There’s a bounty of cartoons within the library, including Looney Tunes and Hanna-Barbera programs, including “The Flintstones” and “Scooby-Doo” and the contemporary hits “Adventure Time” and “Rick and Morty.”
WarnerMedia executive Sarah Aubrey is leading the effort to create original shows for HBO Max. More than 30 new original shows are being developed for the service, said Greenblatt. Some will be designed to appeal to young women, such as a spinoff of CW’s millennial hit, “Gossip Girl.” There also will be fare for young men.
“The whole family can walk down the aisle and find something, but it is not the superstore,” Reilly said, in a reference to Netflix. “We’re not loading everything in there just because we have it.”
The service will be built with parental controls to deny children access to such shows as “Sex and the City.” Reilly said that WarnerMedia plans to rotate movies on and off HBO Max to keep it fresh.
“It’s all about how we create something that is irresistible, and that has HBO at its center,” Greenblatt said in an interview. “It’s almost like we are creating another, separate network for all of these new shows that are going to complement HBO and reach different demographics: millennials, young adults, children and families.”
The concept of a “separate network” is one reason the new service will be called HBO Max.
The moniker isn’t universally loved. Some within HBO worried about the dilution of the HBO brand. The name also gives short shrift to the nearly 100-year legacy of Warner Bros., which has been producing the shows and movies that are expected to make up the backbone of service.

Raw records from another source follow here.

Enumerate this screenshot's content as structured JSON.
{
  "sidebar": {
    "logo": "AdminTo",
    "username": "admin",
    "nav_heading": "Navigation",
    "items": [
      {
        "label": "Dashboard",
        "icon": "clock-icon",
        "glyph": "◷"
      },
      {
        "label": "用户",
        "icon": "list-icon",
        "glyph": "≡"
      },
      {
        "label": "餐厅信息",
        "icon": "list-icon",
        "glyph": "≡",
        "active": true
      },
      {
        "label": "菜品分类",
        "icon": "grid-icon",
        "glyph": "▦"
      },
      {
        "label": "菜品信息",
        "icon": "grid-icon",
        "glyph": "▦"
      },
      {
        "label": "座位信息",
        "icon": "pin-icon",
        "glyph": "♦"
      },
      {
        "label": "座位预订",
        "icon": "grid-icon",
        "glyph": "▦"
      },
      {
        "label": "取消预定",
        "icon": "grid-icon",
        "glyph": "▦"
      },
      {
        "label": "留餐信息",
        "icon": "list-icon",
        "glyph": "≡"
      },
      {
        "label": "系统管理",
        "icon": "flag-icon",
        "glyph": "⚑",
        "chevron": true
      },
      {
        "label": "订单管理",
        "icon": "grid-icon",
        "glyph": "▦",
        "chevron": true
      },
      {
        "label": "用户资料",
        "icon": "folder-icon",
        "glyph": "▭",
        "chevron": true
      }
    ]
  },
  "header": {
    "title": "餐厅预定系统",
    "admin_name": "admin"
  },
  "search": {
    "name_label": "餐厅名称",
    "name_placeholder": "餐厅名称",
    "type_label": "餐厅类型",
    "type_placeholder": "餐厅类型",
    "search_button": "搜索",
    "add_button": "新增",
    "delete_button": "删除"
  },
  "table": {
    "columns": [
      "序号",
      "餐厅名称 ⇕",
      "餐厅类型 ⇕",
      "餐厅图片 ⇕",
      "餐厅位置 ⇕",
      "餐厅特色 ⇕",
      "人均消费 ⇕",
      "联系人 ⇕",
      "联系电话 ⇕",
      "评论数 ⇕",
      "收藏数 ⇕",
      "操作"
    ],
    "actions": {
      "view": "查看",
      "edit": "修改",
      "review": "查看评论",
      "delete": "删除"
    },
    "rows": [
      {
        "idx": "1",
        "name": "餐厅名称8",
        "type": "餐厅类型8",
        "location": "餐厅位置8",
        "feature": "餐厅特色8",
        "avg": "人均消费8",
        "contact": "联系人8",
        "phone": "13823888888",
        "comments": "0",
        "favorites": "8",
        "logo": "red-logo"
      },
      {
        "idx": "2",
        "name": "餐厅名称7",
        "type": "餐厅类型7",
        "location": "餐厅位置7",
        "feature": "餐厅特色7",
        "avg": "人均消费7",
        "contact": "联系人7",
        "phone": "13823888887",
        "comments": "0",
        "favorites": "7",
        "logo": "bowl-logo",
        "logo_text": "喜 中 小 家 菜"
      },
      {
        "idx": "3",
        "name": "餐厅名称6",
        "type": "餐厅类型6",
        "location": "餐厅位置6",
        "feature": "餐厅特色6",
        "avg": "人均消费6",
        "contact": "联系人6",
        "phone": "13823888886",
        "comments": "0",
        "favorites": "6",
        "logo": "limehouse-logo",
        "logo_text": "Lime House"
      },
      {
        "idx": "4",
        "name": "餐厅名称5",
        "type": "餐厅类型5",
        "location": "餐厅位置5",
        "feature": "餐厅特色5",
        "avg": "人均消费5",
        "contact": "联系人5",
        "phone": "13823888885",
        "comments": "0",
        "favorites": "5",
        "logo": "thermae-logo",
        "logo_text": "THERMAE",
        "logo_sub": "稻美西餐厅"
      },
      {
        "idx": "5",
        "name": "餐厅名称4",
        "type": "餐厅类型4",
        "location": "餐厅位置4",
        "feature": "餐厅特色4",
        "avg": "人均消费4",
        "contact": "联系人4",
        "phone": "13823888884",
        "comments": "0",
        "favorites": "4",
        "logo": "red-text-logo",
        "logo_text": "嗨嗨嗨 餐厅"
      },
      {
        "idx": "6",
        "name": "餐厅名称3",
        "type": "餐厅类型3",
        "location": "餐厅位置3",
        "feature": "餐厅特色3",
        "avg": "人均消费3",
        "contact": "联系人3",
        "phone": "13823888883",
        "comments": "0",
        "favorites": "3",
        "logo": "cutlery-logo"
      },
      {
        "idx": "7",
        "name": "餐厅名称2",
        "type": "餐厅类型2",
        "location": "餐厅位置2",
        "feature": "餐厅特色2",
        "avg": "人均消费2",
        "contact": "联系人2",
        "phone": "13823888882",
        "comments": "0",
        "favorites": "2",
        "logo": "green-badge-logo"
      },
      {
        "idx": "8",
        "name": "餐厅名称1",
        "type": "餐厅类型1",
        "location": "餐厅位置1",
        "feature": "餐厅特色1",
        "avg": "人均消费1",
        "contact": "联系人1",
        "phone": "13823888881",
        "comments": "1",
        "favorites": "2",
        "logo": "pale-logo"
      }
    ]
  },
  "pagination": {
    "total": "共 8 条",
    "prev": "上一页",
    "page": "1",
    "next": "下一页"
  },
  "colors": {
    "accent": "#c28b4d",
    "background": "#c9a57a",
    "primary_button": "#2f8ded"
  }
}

“We definitely wanted two personalities,” Reilly said. “Max was a name that emerged pretty early on. I liked it. ... It’s kind of a double entendre that promises more, but it also can live as a clean, standalone word, unlike ‘HBO Bundled,’ or something un-sexy like that.”
But with the HBO mantle comes “the burden of the brand,” said Eunice Shin, a Los Angeles partner at Prophet, a brand and strategy consulting firm.

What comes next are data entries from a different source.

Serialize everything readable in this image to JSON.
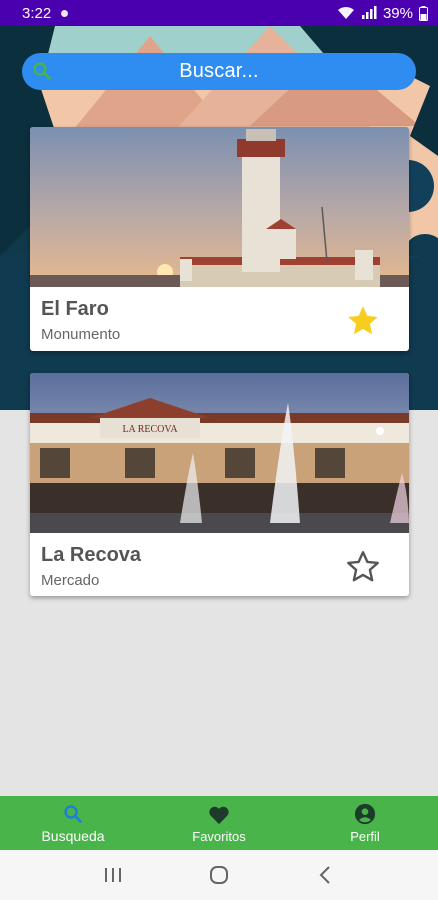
{
  "status_bar": {
    "time": "3:22",
    "battery": "39%"
  },
  "search": {
    "placeholder": "Buscar..."
  },
  "places": [
    {
      "name": "El Faro",
      "category": "Monumento",
      "favorite": true
    },
    {
      "name": "La Recova",
      "category": "Mercado",
      "favorite": false
    }
  ],
  "bottom_nav": {
    "items": [
      {
        "label": "Busqueda",
        "icon": "search-icon",
        "active": true
      },
      {
        "label": "Favoritos",
        "icon": "heart-icon",
        "active": false
      },
      {
        "label": "Perfil",
        "icon": "account-icon",
        "active": false
      }
    ]
  },
  "colors": {
    "status_bar": "#4b00b0",
    "search_bar": "#2f8cf0",
    "bottom_nav": "#49b44a",
    "active_nav": "#1e7fd6",
    "favorite_star": "#f7cd1e",
    "hero_bg": "#f2c7a8"
  },
  "sign_text": "LA RECOVA"
}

“People pay a premium for HBO because they perceive that they are getting premium, quality content,” Shin said. “So the question is: Is the HBO Max brand going to be consistent with the HBO brand?”
The 8 million subscribers of HBO’s existing streaming options, typically offered at $15 a month, are expected to be offered an upgrade to HBO Max. Analysts suspect that AT&T will heavily promote the new service as an add-on to its cellphone service and TV packages. The company boasts more than 100 million mobile subscribers in the U.S., and the new streaming service could be key as the industry introduces next-generation 5G phone service, making it easier to watch TV on phones.

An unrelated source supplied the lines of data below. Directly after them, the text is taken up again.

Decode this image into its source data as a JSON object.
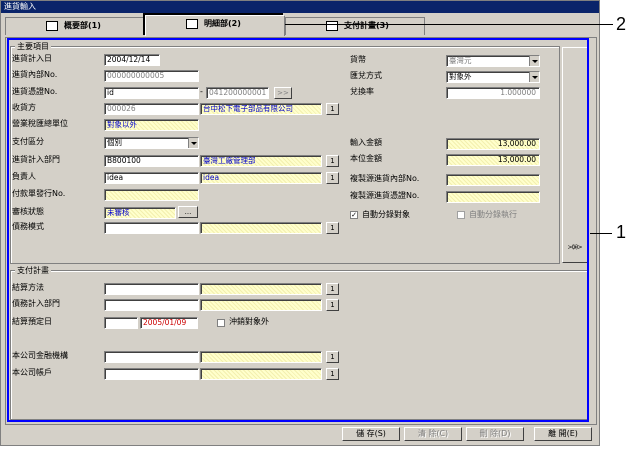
{
  "window": {
    "title": "進貨輸入"
  },
  "tabs": [
    {
      "label": "概要部(1)"
    },
    {
      "label": "明細部(2)"
    },
    {
      "label": "支付計畫(3)"
    }
  ],
  "main": {
    "legend": "主要項目",
    "purchase_date": {
      "label": "進貨計入日",
      "value": "2004/12/14"
    },
    "internal_no": {
      "label": "進貨內部No.",
      "value": "000000000005"
    },
    "voucher_no": {
      "label": "進貨憑證No.",
      "value": "id",
      "value2": "041200000001",
      "sep": "-",
      "btn": ">>"
    },
    "vendor": {
      "label": "收貨方",
      "code": "000026",
      "name": "台中松下電子部品有限公司"
    },
    "tax_unit": {
      "label": "營業稅匯總單位",
      "value": "對象以外"
    },
    "pay_type": {
      "label": "支付區分",
      "value": "個別"
    },
    "dept": {
      "label": "進貨計入部門",
      "code": "B800100",
      "name": "臺灣工廠管理部"
    },
    "owner": {
      "label": "負責人",
      "code": "idea",
      "name": "idea"
    },
    "pay_slip": {
      "label": "付款單發行No."
    },
    "audit": {
      "label": "審核狀態",
      "value": "未審核",
      "btn": "..."
    },
    "debt_mode": {
      "label": "債務模式"
    },
    "currency": {
      "label": "貨幣",
      "value": "臺灣元"
    },
    "fx_method": {
      "label": "匯兌方式",
      "value": "對象外"
    },
    "fx_rate": {
      "label": "兌換率",
      "value": "1.000000"
    },
    "in_amount": {
      "label": "輸入金額",
      "value": "13,000.00"
    },
    "local_amount": {
      "label": "本位金額",
      "value": "13,000.00"
    },
    "copy_internal": {
      "label": "複製源進貨內部No."
    },
    "copy_voucher": {
      "label": "複製源進貨憑證No."
    },
    "auto_split": {
      "label": "自動分錄對象",
      "checked": "✓"
    },
    "auto_exec": {
      "label": "自動分錄執行"
    },
    "one_btn": "1",
    "side_button": {
      "arrows": ">>>",
      "label": "(I)"
    }
  },
  "payment": {
    "legend": "支付計畫",
    "method": {
      "label": "結算方法"
    },
    "debt_dept": {
      "label": "債務計入部門"
    },
    "due_date": {
      "label": "結算預定日",
      "value": "2005/01/09"
    },
    "offset": {
      "label": "沖銷對象外"
    },
    "bank": {
      "label": "本公司金融機構"
    },
    "account": {
      "label": "本公司帳戶"
    }
  },
  "buttons": {
    "save": "儲 存(S)",
    "clear": "清 除(C)",
    "delete": "刪 除(D)",
    "close": "離 開(E)"
  },
  "callouts": {
    "one": "1",
    "two": "2"
  }
}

Eventually there will be a version of HBO Max with commercials but, for now, it will be ad-free.
“They have a massive advantage because they are starting with HBO as a base,” said Michael Pachter, digital media analyst with Wedbush Securities in Los Angeles. “And if you have HBO, you can pay a few dollars more and get HBO Max. The up-sell will be easy but the hard part will be attracting new customers.”
Pachter noted that HBO’s numbers in the U.S. have remained steady for years — around 35 million subscribers. That means two-thirds of U.S. television households don’t subscribe to HBO.
Another challenge will be the cluttered market.
“I can’t think of a time when there have been so many product launches, and all of these companies are competing for the same market,” Shin said. “There’s going to be so much television out there and people aren’t going to be loyal to any one service. I don’t think anyone knows how this is going to play out in the next two to three years.”